Theresa May wants civilians to tackle cybercrime
IT workers could help the police solve cybercrimes, under new Home Office proposals
Home Secretary Theresa May wants to sign up private citizens as volunteers to help police tackle digital crime, allowing forces to identify IT specialists who have the necessary expertise.
She said: "We want to help forces to create a more flexible workforce, bring in new skills and free up officers' time to focus on the jobs only they can carry out.
"At the same time, we want to encourage those with skills in particular demand, such as those with specialist IT or accountancy skills, to work alongside police officers to investigate cyber or financial crime, and help officers and staff fight crime more widely."
However, the trade union Unison, which represents public sector workers, accused May of trying to recruit citizens to fill gaps in police forces affected by cuts.
A spokeswoman said in a statement: "The government is clearly pinning its hopes on a volunteer army to plug the huge gap left by the loss of so many dedicated and skilled police staff.
"Volunteers cannot be deployed to tackle serious crime in the middle of the night, and they are free to absent themselves from the workplace at any time, because they have no contract of employment.

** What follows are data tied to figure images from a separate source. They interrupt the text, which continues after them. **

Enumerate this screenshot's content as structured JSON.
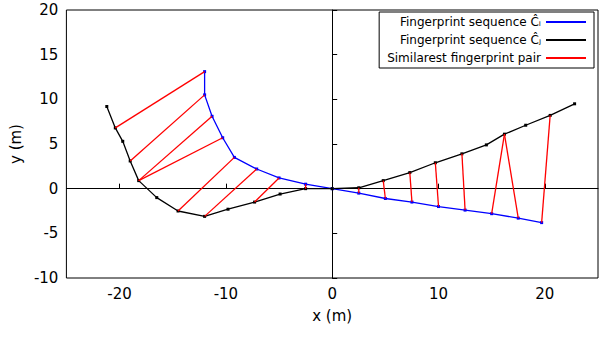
{
  "chart_data": {
    "type": "line",
    "x_label": "x (m)",
    "y_label": "y (m)",
    "xlim": [
      -25,
      25
    ],
    "xticks": [
      -20,
      -10,
      0,
      10,
      20
    ],
    "ylim": [
      -10,
      20
    ],
    "yticks": [
      -10,
      -5,
      0,
      5,
      10,
      15,
      20
    ],
    "grid": false,
    "legend": "top-right",
    "series": [
      {
        "name": "Fingerprint sequence Ĉᵢ",
        "color": "#0000ff",
        "marker": "square",
        "points": [
          [
            -12,
            13.1
          ],
          [
            -12,
            10.5
          ],
          [
            -11.3,
            8.1
          ],
          [
            -10.3,
            5.7
          ],
          [
            -9.2,
            3.5
          ],
          [
            -7.1,
            2.2
          ],
          [
            -5,
            1.2
          ],
          [
            -2.5,
            0.5
          ],
          [
            0,
            0
          ],
          [
            2.5,
            -0.5
          ],
          [
            5,
            -1.1
          ],
          [
            7.5,
            -1.5
          ],
          [
            10,
            -2
          ],
          [
            12.5,
            -2.4
          ],
          [
            15,
            -2.8
          ],
          [
            17.5,
            -3.3
          ],
          [
            19.7,
            -3.8
          ]
        ]
      },
      {
        "name": "Fingerprint sequence Ĉⱼ",
        "color": "#000000",
        "marker": "cross",
        "points": [
          [
            -21.2,
            9.2
          ],
          [
            -20.4,
            6.8
          ],
          [
            -19.7,
            5.3
          ],
          [
            -19,
            3.1
          ],
          [
            -18.2,
            0.9
          ],
          [
            -16.5,
            -1
          ],
          [
            -14.5,
            -2.5
          ],
          [
            -12,
            -3.1
          ],
          [
            -9.8,
            -2.3
          ],
          [
            -7.3,
            -1.5
          ],
          [
            -4.9,
            -0.6
          ],
          [
            -2.5,
            0
          ],
          [
            0,
            0
          ],
          [
            2.5,
            0.1
          ],
          [
            4.8,
            0.9
          ],
          [
            7.3,
            1.8
          ],
          [
            9.7,
            2.9
          ],
          [
            12.2,
            3.9
          ],
          [
            14.5,
            4.9
          ],
          [
            16.2,
            6.1
          ],
          [
            18.2,
            7.1
          ],
          [
            20.5,
            8.2
          ],
          [
            22.8,
            9.5
          ]
        ]
      },
      {
        "name": "Similarest fingerprint pair",
        "color": "#ff0000",
        "type": "segments",
        "segments": [
          [
            [
              -12,
              13.1
            ],
            [
              -20.4,
              6.8
            ]
          ],
          [
            [
              -12,
              10.5
            ],
            [
              -19,
              3.1
            ]
          ],
          [
            [
              -11.3,
              8.1
            ],
            [
              -18.2,
              0.9
            ]
          ],
          [
            [
              -10.3,
              5.7
            ],
            [
              -18.2,
              0.9
            ]
          ],
          [
            [
              -9.2,
              3.5
            ],
            [
              -14.5,
              -2.5
            ]
          ],
          [
            [
              -7.1,
              2.2
            ],
            [
              -12,
              -3.1
            ]
          ],
          [
            [
              -5,
              1.2
            ],
            [
              -7.3,
              -1.5
            ]
          ],
          [
            [
              -2.5,
              0.5
            ],
            [
              -2.5,
              0
            ]
          ],
          [
            [
              0,
              0
            ],
            [
              0,
              0
            ]
          ],
          [
            [
              2.5,
              -0.5
            ],
            [
              2.5,
              0.1
            ]
          ],
          [
            [
              5,
              -1.1
            ],
            [
              4.8,
              0.9
            ]
          ],
          [
            [
              7.5,
              -1.5
            ],
            [
              7.3,
              1.8
            ]
          ],
          [
            [
              10,
              -2
            ],
            [
              9.7,
              2.9
            ]
          ],
          [
            [
              12.5,
              -2.4
            ],
            [
              12.2,
              3.9
            ]
          ],
          [
            [
              15,
              -2.8
            ],
            [
              16.2,
              6.1
            ]
          ],
          [
            [
              17.5,
              -3.3
            ],
            [
              16.2,
              6.1
            ]
          ],
          [
            [
              19.7,
              -3.8
            ],
            [
              20.5,
              8.2
            ]
          ]
        ]
      }
    ]
  }
}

This makes volunteers totally unsuitable for police forces that need to know they can turn out staff in an emergency."
In the proposals, the Home Office confirmed citizens could play a greater role in crime investigations "as their experience grows".

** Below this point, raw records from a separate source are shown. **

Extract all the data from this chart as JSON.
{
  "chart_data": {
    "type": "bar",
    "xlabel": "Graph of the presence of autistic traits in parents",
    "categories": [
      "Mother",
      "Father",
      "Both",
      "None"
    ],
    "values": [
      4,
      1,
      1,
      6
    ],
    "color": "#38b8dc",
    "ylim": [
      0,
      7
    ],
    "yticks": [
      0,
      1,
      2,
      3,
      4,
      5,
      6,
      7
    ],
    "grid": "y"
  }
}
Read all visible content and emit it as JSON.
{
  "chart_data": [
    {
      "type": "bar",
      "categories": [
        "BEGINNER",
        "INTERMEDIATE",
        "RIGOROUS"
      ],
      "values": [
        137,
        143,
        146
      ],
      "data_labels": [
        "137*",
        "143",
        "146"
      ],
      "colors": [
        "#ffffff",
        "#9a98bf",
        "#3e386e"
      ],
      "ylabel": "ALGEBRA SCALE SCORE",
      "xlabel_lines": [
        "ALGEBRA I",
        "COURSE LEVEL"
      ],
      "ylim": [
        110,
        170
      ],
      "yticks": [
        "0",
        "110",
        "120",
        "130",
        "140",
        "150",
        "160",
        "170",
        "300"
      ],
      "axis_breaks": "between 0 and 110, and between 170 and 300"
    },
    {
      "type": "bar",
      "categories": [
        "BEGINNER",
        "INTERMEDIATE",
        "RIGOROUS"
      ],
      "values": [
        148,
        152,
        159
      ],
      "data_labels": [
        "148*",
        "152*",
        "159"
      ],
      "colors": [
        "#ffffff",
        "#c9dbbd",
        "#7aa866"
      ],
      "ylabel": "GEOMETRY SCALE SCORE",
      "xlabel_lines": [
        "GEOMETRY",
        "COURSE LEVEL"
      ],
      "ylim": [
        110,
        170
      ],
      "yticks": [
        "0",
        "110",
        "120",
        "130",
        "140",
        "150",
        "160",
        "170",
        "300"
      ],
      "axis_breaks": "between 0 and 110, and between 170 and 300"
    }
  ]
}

But security firm Digital Guardian said the government's plans overlook a gap in expertise that already exists in cybersecurity, a problem which has been recognised by Chancellor George Osborne.
Thomas Fischer, principal threat researcher, said: "The announcement implies there are large quantities of trained infosec personnel out there that are willing and able to help for free, which simply isn't the case. For many years the infosecurity industry has faced a recruitment drought. As a result, individuals that do meet the required training standards are highly sought after assets, likely to be in well-paid positions, with very little time to do volunteer work on the side."
The plans were first revealed in a consultation document released last September, but the government has not yet said which of the proposals it will carry out.
There are around 16,000 volunteer police officers, called Special Constables, in England and Wales.